Biomega Vol. 1

By Tsutomu Nihei
216 pages, black and white
Published by Viz

Depending on what sort of comics you read, Tsutomu Nihei is best-known in English language comics for the science-fiction manga Blame! or the Wolverine mini-series Snikt!; I can only assume that the exclamation points in both titles is a coincidence. I think it says a lot about Nihei’s comics that while I’ve never actually read one of his comics, I already knew exactly what his art style looked like. That’s actually exactly why I wanted to read Biomega, to see if his stories were as impressive as his visuals.

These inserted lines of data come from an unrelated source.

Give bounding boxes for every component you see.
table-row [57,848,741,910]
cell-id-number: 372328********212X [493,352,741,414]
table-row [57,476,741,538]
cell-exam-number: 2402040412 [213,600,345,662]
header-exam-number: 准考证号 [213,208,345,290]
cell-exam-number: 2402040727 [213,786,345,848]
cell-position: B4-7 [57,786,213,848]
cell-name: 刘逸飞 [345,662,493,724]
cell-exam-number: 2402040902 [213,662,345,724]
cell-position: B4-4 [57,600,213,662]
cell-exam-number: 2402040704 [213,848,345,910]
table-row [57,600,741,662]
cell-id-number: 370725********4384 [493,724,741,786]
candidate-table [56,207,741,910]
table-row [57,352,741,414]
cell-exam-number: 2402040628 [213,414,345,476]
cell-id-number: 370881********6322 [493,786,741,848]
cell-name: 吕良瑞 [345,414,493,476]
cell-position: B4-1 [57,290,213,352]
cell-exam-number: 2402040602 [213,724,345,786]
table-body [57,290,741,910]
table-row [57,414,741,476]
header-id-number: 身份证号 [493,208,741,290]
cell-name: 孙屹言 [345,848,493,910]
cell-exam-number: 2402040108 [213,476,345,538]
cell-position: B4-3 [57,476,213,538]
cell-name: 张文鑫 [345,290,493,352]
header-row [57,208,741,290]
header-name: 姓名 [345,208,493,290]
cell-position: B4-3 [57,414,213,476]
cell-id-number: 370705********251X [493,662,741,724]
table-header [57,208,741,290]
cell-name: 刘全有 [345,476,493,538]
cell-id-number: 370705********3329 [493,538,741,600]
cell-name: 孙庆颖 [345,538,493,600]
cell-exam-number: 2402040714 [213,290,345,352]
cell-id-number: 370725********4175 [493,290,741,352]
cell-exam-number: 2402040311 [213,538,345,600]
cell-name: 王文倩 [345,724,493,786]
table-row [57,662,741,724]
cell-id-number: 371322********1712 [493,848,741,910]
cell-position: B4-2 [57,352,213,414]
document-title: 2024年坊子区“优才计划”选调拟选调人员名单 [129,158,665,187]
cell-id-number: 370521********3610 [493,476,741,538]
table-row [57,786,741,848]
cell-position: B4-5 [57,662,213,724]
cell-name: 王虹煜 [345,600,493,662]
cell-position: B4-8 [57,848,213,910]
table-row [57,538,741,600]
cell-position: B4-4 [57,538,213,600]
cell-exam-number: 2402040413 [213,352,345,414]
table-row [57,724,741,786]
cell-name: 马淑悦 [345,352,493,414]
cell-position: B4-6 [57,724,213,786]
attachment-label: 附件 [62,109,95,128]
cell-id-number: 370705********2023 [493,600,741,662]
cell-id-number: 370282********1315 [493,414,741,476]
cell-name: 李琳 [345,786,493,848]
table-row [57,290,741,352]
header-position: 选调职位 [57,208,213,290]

What I found inside the covers of Biomega Vol. 1 was a dystopia with cities that rise up over the horizon like massive black fortresses, a virus traveling like wildfire across the population of the planet, and a wild chase to acquire a target before an evil corporation snags her first. As a story it’s actually rather unremarkable in terms of its finer details. A "synthetic human" as a protagonist brings a surprisingly small amount of interest; it’s an idea, like most in Biomega, that seems to just get tossed out and then forgotten about. Only once did the story actually catch my interest and made me think, "Hey, what’s this?" That’s when Kozlov Grebnev, an ambulatory, talking, gun-wielding bear made a sudden appearance to try and protect Eon Green, the target of both our protagonist and the enemy. It never is explained in this volume just why he’s able to talk, and while a trip to Wikipedia explains why, I almost wish that it never was. It’s such a random, out-of-the-blue moment that it actually becomes disappointing that there aren’t more similar wake-up calls throughout Biomega Vol. 1.

On the other hand, the art in Biomega varies between fine and breathtaking. Nihei is at his best when drawing the sprawl of the city; with staircases, turrets, walkways, and ramps all looming above the characters at any given moment, the city is an artistic achievement. I’d cheerfully look at an art book by Nihei where he just draws cityscapes over and over again. The action in Biomega actually feels like it’s getting in the way of the art in several instances; the early establishing scenes are gorgeous, with roads twisting through steel and concrete canyons with thousands of windows dotting their surfaces. Even the interiors of buildings are a joy to look at, a dark hulk of a construction with passages and corridors worming through their core.

The other visual lure in Biomega is whenever one of the zombies makes an appearance, although zombie probably isn’t the best word to describe them. They look like creations straight out of H.R. Giger’s imagination, with cable-like appendages, oversized joints, and vacant faces. They’re a cyberpunk nightmare staggering the streets of Biomega‘s cities, and they provide a bit of a threat that the writing itself doesn’t quite deliver.

I wish I liked Biomega Vol. 1 more than I did. Biomega has art to die for, the kind you can stare at for hours. In terms of an actual story, though, it falls short of the mark. A story about a deadly virus going global and a corporation snatching up the few people with natural immunity should be more exciting than this turns out to be. Maybe the story itself will bulk up a bit in the remaining five volumes, but for now this is a book that you’re picking up for the pictures, not the words.